Today investment bank Goldman Sachs reported net earnings of $8.35 billion for 2010. That's 37.6% lower than the bank's 2009 earnings of $13.39 billion. This news comes alongside some other big banks like JPMorgan and Wells Fargo posting gains over 2009. Is Goldman losing its mojo?

Relative Earnings Weakness

In fact, the relative weakness of Goldman's earnings compared to some of its competitors is easily explained. The reason for its somewhat lackluster results is actually the opposite of the explanation for Wells Fargo's relatively weak first quarter results. At that time, the Wells Fargo's weak Wall Street presence held it back, as trading profits were soaring. In the latter part of 2010, however, the situation reversed. More recently, trading revenue was down, while banks with a big consumer lending business saw gains from loss provisions declining.

To see this in action, let's look at the fourth quarter results of Goldman, Wells Fargo and JPMorgan:

big bank revenue 2010-q4.png

One of the major reasons for JPMorgan's strong performance was its credit loss provisions declining by $6.4 billion from 2009 to 2010. Similarly, Wells Fargo's quarter-over-quarter loss provision for its community banking operation was down $2.2 billion. But Goldman doesn't benefit as much from better consumer credit performance, since it doesn't have a giant consumer loan portfolio like banks with large retail arms like Wells and JPMorgan.

In fact, much of Goldman's decline came from weakness in its market making business. Its revenue was down about $8.4 billion or 38% last year compared to 2009. Its investment banking division also had lower revenues by about 3%. 

So the story here is pretty simply. Goldman's concentration in investment banking and trading hurt it in the latter part of 2010. JPMorgan also saw its investment banking and trading profits down year-over-year, but its relative diversity resulted in a pretty good second half anyway, since the credit picture brightened.


It's hard to talk about Goldman without bringing up compensation, since the Wall Street giant is infamous for paying better than any other bank. Its compensation pool declined 5% in 2010 to $15.4 billion. Its per-employee compensation declined slightly more, by 6% to $430,812 per employee. Of course, that's still much better than the pay of the average JPMorgan investment banker, who made an average of $369,651 each.

Although Goldman's bankers saw less compensation in 2010, they actually were paid a larger share of earnings. In 2010, its ratio of compensation and benefits to net revenues was 39.3%. That's higher than its ratio for 2009 of 35.8%. In other words, Goldman didn't cut its bankers' pay for 2010 by as large a margin as its earnings declined.

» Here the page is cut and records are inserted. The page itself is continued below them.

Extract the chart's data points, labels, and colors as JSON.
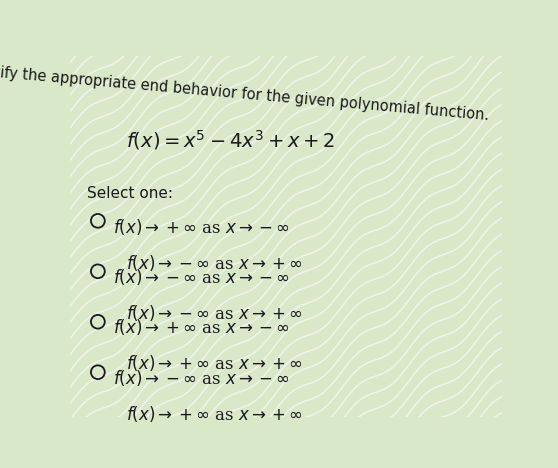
{
  "background_color": "#d8e8c8",
  "title_text": "Identify the appropriate end behavior for the given polynomial function.",
  "function_text": "$f(x) = x^5 - 4x^3 + x + 2$",
  "select_one_text": "Select one:",
  "options": [
    {
      "line1": "$f(x) \\rightarrow +\\infty$ as $x \\rightarrow -\\infty$",
      "line2": "$f(x) \\rightarrow -\\infty$ as $x \\rightarrow +\\infty$"
    },
    {
      "line1": "$f(x) \\rightarrow -\\infty$ as $x \\rightarrow -\\infty$",
      "line2": "$f(x) \\rightarrow -\\infty$ as $x \\rightarrow +\\infty$"
    },
    {
      "line1": "$f(x) \\rightarrow +\\infty$ as $x \\rightarrow -\\infty$",
      "line2": "$f(x) \\rightarrow +\\infty$ as $x \\rightarrow +\\infty$"
    },
    {
      "line1": "$f(x) \\rightarrow -\\infty$ as $x \\rightarrow -\\infty$",
      "line2": "$f(x) \\rightarrow +\\infty$ as $x \\rightarrow +\\infty$"
    }
  ],
  "text_color": "#1a1a1a",
  "circle_color": "#1a1a1a",
  "title_fontsize": 10.5,
  "function_fontsize": 14,
  "select_fontsize": 11,
  "option_fontsize": 12
}
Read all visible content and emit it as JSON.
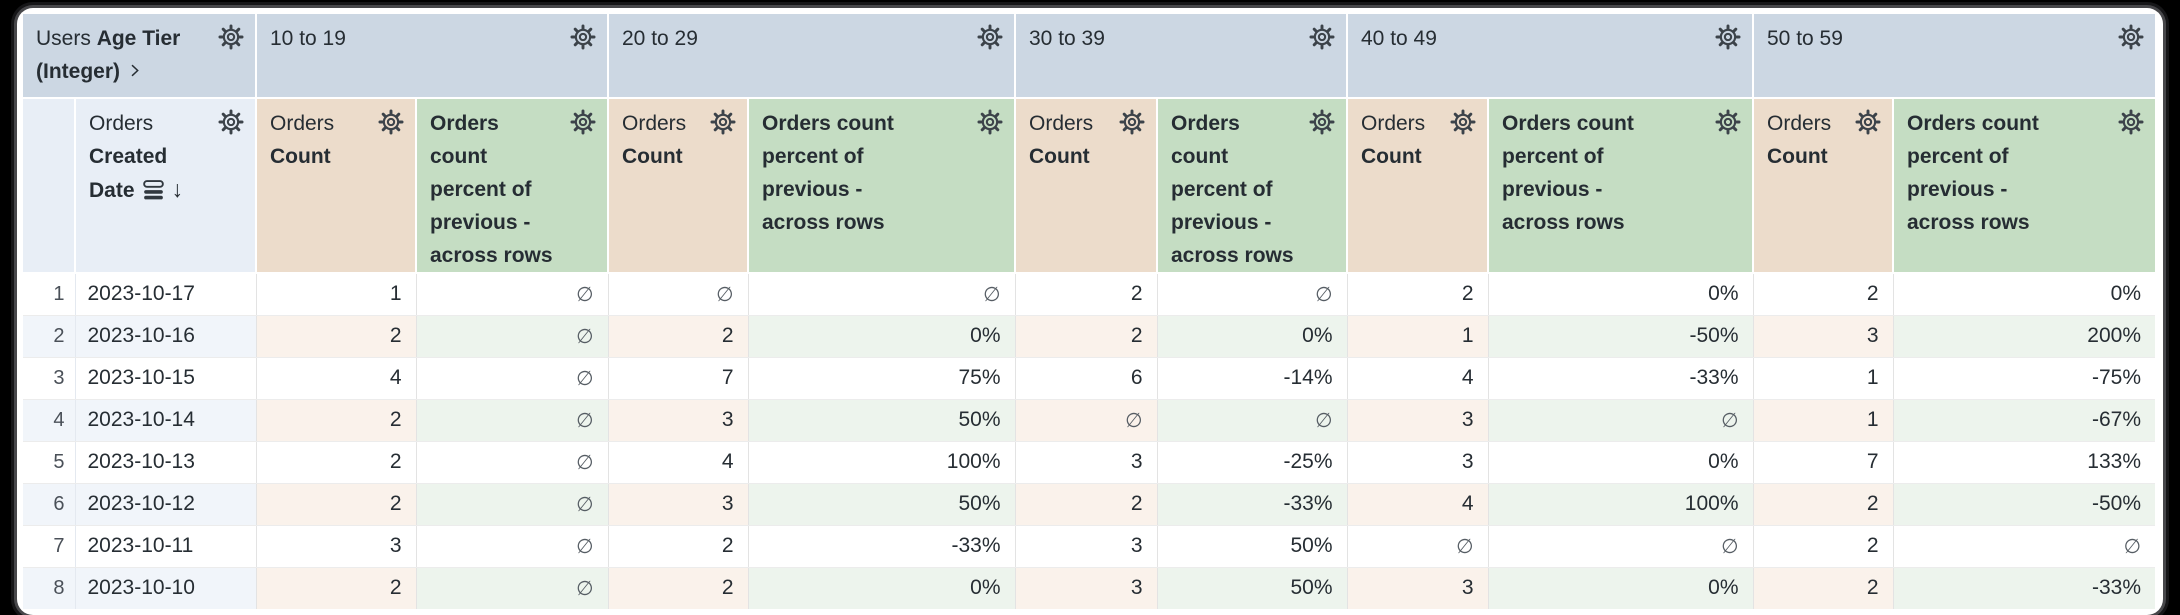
{
  "pivot_header": {
    "corner": {
      "view": "Users",
      "field_line1": "Age Tier",
      "field_line2": "(Integer)"
    },
    "row_dimension": {
      "view": "Orders",
      "field_line1": "Created",
      "field_line2": "Date",
      "sort_arrow": "↓"
    },
    "tiers": [
      "10 to 19",
      "20 to 29",
      "30 to 39",
      "40 to 49",
      "50 to 59"
    ],
    "measure": {
      "view": "Orders",
      "field": "Count"
    },
    "calc_label_lines": [
      "Orders count",
      "percent of",
      "previous -",
      "across rows"
    ]
  },
  "table": {
    "null_symbol": "∅",
    "columns_per_tier": [
      "Orders Count",
      "Orders count percent of previous - across rows"
    ],
    "rows": [
      {
        "num": "1",
        "date": "2023-10-17",
        "values": [
          "1",
          "∅",
          "∅",
          "∅",
          "2",
          "∅",
          "2",
          "0%",
          "2",
          "0%"
        ]
      },
      {
        "num": "2",
        "date": "2023-10-16",
        "values": [
          "2",
          "∅",
          "2",
          "0%",
          "2",
          "0%",
          "1",
          "-50%",
          "3",
          "200%"
        ]
      },
      {
        "num": "3",
        "date": "2023-10-15",
        "values": [
          "4",
          "∅",
          "7",
          "75%",
          "6",
          "-14%",
          "4",
          "-33%",
          "1",
          "-75%"
        ]
      },
      {
        "num": "4",
        "date": "2023-10-14",
        "values": [
          "2",
          "∅",
          "3",
          "50%",
          "∅",
          "∅",
          "3",
          "∅",
          "1",
          "-67%"
        ]
      },
      {
        "num": "5",
        "date": "2023-10-13",
        "values": [
          "2",
          "∅",
          "4",
          "100%",
          "3",
          "-25%",
          "3",
          "0%",
          "7",
          "133%"
        ]
      },
      {
        "num": "6",
        "date": "2023-10-12",
        "values": [
          "2",
          "∅",
          "3",
          "50%",
          "2",
          "-33%",
          "4",
          "100%",
          "2",
          "-50%"
        ]
      },
      {
        "num": "7",
        "date": "2023-10-11",
        "values": [
          "3",
          "∅",
          "2",
          "-33%",
          "3",
          "50%",
          "∅",
          "∅",
          "2",
          "∅"
        ]
      },
      {
        "num": "8",
        "date": "2023-10-10",
        "values": [
          "2",
          "∅",
          "2",
          "0%",
          "3",
          "50%",
          "3",
          "0%",
          "2",
          "-33%"
        ]
      }
    ]
  },
  "colors": {
    "header_blue": "#ccd7e3",
    "header_row_blue": "#e8eef6",
    "header_tan": "#ecdccb",
    "header_green": "#c5ddc3",
    "tint_blue": "#f1f5fa",
    "tint_tan": "#faf2eb",
    "tint_green": "#edf4ed",
    "text": "#262d33",
    "null_gray": "#565d64"
  }
}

So what should we take away from Goldman's performance? It had a relatively weak second half of the year, but still did pretty well. Although its bankers received less compensation in 2010, they were paid a larger portion of earnings than last year. As additional financial regulation is implemented this year, Goldman will likely face even greater challenges than other banks with more diversification of products of services. Of course, we're talking about Goldman here, so the bank will likely find a way to continue to find ways make lots of money despite the new obstacles from Washington.